The U.S. Supreme Court granted certiorari to decide another case involving the extent to which the Securities Litigation Uniform Standards Act (SLUSA) precludes investors from bringing class actions under state law. Chadbourne & Parke LLP v. Troice (No. 12-79) (consolidated with two other cases Willis of Colorado Inc. v. Troice (No. 12-86) and Proskauer Rose LLP v. Troice (No. 12-88)). The case comes from the Fifth Circuit, Roland v. Green, 675 F.3d 503 (5th Cir. 2012)
The plaintiffs in these cases are groups of investors who purchased the CDs offered in the alleged Ponzi scheme masterminded by R. Allen Stanford. The class actions assert a variety of claims under state law against a number of entities and individuals that were involved in Stanford's offering. Defendants assert that the class actions are precluded under SLUSA, which provides that "[n]o covered class action based upon the statutory or common law of any State or subdivision thereof may be maintained in any State or Federal court by any private party alleging a misrepresentation or omission of a material fact in connection with the purchase or sale of a covered security" (emphasis added). Considerable post-Dabit litigation has focused on the necessary connection between the alleged fraud and a "covered security," and the Circuits have divided on the appropriate standard.
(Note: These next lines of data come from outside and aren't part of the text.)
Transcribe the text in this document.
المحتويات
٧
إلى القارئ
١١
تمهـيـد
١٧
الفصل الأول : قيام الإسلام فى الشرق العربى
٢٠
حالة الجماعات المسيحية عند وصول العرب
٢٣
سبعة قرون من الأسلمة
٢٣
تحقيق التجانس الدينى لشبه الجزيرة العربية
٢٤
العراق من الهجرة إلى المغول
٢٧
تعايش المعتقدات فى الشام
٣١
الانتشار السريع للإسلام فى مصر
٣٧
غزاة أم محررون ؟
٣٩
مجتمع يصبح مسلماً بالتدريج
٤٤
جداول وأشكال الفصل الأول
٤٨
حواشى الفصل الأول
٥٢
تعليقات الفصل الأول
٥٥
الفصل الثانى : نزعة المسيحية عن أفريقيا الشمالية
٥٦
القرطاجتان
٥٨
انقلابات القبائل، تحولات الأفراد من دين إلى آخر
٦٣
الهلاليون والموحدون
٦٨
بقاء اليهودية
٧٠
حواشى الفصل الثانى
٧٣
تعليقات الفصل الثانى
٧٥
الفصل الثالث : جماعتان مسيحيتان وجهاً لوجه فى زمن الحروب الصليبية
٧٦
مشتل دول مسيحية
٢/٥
The Fifth Circuit reviewed the tests applied in other Circuits and held that the class actions were not precluded because the purchase or sale of securities (or representations about the purchase of sale of securities) was not more than "tangentially related" to the alleged fraudulent scheme. In its analysis the court followed the approach of the Ninth Circuit. The court also specifically distinguished the Stanford CDs from the Madoff "feeder funds," because the Stanford CDs were offered based on their own investment characteristics (debt instruments, fixed rate of return, safety), unlike the feeder funds, which existed for the purpose of funneling money into Madoff's investments.
The Question Presented is stated as follows:
Does the Securities Litigation Uniform Standards Act of 1998 ("SLUSA"), 15 U.S.C. §§
77p(b), 78bb(f)(1), prohibit private class actions based on state law only where the alleged purchase or sale of a covered security is "more than tangentially related" to the "heart, crux or gravamen" of the alleged fraud?